Énigmatique et étrange roman que ce Passage de la nuit. Mais la phase nocturne n'est-elle pas, de tout temps, propices aux récits fantasmatiques? le voile entre réalité et surnaturel se caractérise déjà par une poreuse ténuité dans l'oeuvre de
Murakami Haruki. Si en plus, il place son histoire la nuit, ça ne peut que renforcer cet aspect.
Déjà, et tous les insomniaques partageront, je crois, mon avis, le temps semble suivre un autre rythme, durant la nuit, plus lent et presque immobile par moments. Comme le dit le barman du Skylark, amateur de jazz sur vinyle : "(...) la nuit possède une horloge différente."
Mais de quoi parle-t-il se roman? de rencontres surtout, pour Assai Mari, étudiante en langue chinoise de dix-neuf ans qui a décidé de fuir la maison familiale où sa magnifique grande soeur Eri joue la Belle au bois dormant. Elle entend passer une nuit blanche à lire dans un resto ouvert jusqu'au petit jour.
Comme souvent dans la vie, tout ne se passe pas comme prévu et elle va ainsi rencontrer un étudiant joueur de jazz sur trombone, une ancienne catcheuse professionnelle gérante d'un love-hotel, brute de décoffrage mais au coeur grand comme le Fuji, ses deux collègues femmes de ménage dont une est en fuite depuis trois ans, une immigrée clandestine chinoise prostituée par un gang et qui s'est fait violemment tabassée. D'autres personnages fluctuent dans cette nuit étrange, certains peu recommandables, d'autres inquiétants. Sans compter une télé qui s'allume toute seule dans la chambre d'Eri.

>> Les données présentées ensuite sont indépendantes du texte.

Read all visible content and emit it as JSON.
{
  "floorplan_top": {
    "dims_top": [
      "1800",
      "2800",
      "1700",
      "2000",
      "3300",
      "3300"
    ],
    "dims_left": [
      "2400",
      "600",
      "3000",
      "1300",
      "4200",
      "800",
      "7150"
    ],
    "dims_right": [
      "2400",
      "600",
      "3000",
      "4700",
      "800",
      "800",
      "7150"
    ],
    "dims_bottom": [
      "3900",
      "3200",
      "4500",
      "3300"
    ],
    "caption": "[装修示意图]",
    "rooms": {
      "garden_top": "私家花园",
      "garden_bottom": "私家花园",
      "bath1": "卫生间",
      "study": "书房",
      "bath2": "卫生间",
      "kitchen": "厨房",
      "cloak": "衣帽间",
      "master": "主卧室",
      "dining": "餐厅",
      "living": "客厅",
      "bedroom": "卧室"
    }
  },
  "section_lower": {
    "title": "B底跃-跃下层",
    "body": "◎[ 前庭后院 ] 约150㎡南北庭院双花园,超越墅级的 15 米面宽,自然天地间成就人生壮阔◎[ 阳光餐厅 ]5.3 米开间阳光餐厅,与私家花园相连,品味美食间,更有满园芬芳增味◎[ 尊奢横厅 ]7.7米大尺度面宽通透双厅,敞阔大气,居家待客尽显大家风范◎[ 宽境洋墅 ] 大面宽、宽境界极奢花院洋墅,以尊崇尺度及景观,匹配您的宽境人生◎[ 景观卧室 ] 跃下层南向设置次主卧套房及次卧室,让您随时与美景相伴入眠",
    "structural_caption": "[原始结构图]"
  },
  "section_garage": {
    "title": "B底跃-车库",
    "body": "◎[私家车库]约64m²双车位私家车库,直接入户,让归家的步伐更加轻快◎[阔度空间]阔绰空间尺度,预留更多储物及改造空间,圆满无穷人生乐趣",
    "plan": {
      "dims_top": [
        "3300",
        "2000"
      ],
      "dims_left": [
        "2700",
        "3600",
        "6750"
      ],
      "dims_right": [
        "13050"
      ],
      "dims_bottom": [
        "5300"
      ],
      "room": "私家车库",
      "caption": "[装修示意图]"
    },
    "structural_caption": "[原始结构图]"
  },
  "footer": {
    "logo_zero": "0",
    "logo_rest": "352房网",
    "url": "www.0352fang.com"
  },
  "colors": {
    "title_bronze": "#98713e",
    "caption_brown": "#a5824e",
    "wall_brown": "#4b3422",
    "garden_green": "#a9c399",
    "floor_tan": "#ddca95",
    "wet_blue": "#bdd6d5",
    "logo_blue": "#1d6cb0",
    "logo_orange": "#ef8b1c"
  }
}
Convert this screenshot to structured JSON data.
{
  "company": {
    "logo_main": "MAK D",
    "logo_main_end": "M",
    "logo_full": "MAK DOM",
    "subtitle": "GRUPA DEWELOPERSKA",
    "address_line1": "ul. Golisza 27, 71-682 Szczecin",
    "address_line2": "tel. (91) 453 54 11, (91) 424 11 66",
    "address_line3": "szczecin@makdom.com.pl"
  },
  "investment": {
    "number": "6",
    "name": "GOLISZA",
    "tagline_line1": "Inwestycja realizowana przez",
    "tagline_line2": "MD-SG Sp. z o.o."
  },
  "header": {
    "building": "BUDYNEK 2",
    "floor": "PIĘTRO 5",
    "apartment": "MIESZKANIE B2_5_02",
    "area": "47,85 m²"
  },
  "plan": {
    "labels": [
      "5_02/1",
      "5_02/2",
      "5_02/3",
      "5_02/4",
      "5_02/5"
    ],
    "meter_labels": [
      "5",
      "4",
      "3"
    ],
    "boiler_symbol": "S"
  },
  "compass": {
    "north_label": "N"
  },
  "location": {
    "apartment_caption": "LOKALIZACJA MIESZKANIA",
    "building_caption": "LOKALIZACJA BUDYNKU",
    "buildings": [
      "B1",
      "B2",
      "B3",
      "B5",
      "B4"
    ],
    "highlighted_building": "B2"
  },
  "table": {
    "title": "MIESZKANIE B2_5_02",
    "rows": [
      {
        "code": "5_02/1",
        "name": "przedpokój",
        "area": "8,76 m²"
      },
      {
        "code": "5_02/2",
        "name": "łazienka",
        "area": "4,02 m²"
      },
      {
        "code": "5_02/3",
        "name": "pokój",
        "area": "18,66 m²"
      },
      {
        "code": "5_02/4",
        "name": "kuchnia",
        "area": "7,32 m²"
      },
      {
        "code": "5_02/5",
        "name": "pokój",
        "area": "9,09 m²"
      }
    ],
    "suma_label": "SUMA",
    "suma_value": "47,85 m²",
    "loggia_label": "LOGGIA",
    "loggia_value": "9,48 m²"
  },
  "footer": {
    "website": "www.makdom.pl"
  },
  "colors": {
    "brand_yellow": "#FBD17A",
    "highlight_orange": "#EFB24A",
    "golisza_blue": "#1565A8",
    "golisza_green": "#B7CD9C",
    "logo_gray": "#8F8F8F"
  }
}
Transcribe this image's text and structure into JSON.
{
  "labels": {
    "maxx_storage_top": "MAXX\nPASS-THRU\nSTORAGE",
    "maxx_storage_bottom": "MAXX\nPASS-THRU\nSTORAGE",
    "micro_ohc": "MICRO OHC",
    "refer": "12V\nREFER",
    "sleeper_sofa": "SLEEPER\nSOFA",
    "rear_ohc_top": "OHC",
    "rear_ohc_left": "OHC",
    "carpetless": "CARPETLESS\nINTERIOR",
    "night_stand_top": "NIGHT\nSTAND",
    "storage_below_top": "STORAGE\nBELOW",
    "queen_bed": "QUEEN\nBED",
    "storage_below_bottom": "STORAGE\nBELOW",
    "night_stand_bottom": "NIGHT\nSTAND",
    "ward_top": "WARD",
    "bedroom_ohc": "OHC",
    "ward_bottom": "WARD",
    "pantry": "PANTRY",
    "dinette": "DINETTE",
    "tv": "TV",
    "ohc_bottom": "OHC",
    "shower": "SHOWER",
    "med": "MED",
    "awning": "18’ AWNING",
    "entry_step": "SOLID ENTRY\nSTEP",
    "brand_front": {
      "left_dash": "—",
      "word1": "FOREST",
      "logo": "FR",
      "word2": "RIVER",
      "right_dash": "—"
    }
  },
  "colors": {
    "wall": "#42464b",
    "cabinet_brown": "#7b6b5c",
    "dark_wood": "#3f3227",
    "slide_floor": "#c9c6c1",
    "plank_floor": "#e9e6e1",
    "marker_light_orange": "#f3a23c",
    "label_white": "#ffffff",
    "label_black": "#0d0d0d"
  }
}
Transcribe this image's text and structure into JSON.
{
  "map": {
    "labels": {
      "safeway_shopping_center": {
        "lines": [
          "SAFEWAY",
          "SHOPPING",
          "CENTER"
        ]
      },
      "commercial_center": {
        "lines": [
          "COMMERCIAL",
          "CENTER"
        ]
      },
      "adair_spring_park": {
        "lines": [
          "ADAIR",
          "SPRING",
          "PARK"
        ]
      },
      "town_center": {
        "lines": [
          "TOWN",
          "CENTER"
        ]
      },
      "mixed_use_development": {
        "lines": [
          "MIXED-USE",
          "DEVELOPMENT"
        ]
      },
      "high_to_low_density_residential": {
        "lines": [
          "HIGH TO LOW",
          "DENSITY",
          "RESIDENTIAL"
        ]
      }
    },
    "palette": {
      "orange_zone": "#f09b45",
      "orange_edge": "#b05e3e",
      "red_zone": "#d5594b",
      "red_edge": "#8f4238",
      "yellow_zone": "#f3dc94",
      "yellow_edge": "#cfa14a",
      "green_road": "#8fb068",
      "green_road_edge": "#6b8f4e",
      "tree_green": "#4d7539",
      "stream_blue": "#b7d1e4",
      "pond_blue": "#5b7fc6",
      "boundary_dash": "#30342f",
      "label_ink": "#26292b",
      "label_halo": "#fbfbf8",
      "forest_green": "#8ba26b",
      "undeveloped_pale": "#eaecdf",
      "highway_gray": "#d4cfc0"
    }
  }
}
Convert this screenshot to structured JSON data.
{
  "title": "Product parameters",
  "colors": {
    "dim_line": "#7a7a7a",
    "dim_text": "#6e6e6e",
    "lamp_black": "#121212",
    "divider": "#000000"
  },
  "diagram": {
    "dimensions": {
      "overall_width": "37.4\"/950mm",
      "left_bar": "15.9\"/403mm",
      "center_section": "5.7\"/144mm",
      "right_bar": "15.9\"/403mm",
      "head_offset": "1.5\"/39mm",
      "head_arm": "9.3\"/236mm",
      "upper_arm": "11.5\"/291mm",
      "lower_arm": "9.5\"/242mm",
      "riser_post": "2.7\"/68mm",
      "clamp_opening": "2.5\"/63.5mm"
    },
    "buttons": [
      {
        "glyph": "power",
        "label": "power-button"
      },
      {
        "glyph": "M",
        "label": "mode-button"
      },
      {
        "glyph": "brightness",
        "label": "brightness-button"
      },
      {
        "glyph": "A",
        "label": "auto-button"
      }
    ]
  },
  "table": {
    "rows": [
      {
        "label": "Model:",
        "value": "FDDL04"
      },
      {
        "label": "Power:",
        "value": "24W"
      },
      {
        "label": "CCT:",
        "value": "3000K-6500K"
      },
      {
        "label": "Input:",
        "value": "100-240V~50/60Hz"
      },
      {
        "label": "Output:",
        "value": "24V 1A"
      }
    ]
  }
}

Et nous, quel est notre rôle dans tout ça? Nous laisser porter par le point de vue caméra que l'auteur déploie tour à tour dans la chambre de la dormeuse, autour
De Mari et même dans une boîte d'informatique.
Le passage de la nuit est un des romans les plus courts de l'auteur mais s'y retrouvent nombre de caractéristiques figurant dans d'autres de ses livres :
- la musique très présente, jazz et classique surtout. Murakami, qui tint un temps une boîte de jazz, en est féru et connaisseur
- la présence de chats aussi, ici dans un rôle nettement moins crucial que ceux de
Kafka sur le rivage
- des liens distendus voire conflictuels entre les principaux personnages et leur famille
- des protagonistes dits secondaires typiquement hors norme selon les critères japonais : Kaoru l'ex-catcheuse aux cheveux blonds très courts, par exemple, dont la personnalité me plaît tout particulièrement.
Cette nuit en dehors de toute zone de confort pour Mari est aussi un passage vers une phase autre, presque une transition initiatique afin d'être révélée à elle-même grâce à ces fameuses rencontres.
A lire de préférence by night, pour être en concordance avec les personnages, cette lecture a le don de nous emporter sur les ailes oniriques que l'auteur déploie au-dessus de la capitale japonaise.
Évidemment, avec Murakami, mon objectivité tend à se réduire encore plus que d'habitude. J'aime ses mondes réels qui ne le sont pas toujours complètement, et sa faculté à dépeindre caractères et événements avec beaucoup de finesse, souvent avec de surprenantes comparaisons et qui me laissent rêveuse au sortir du dernier chapitre.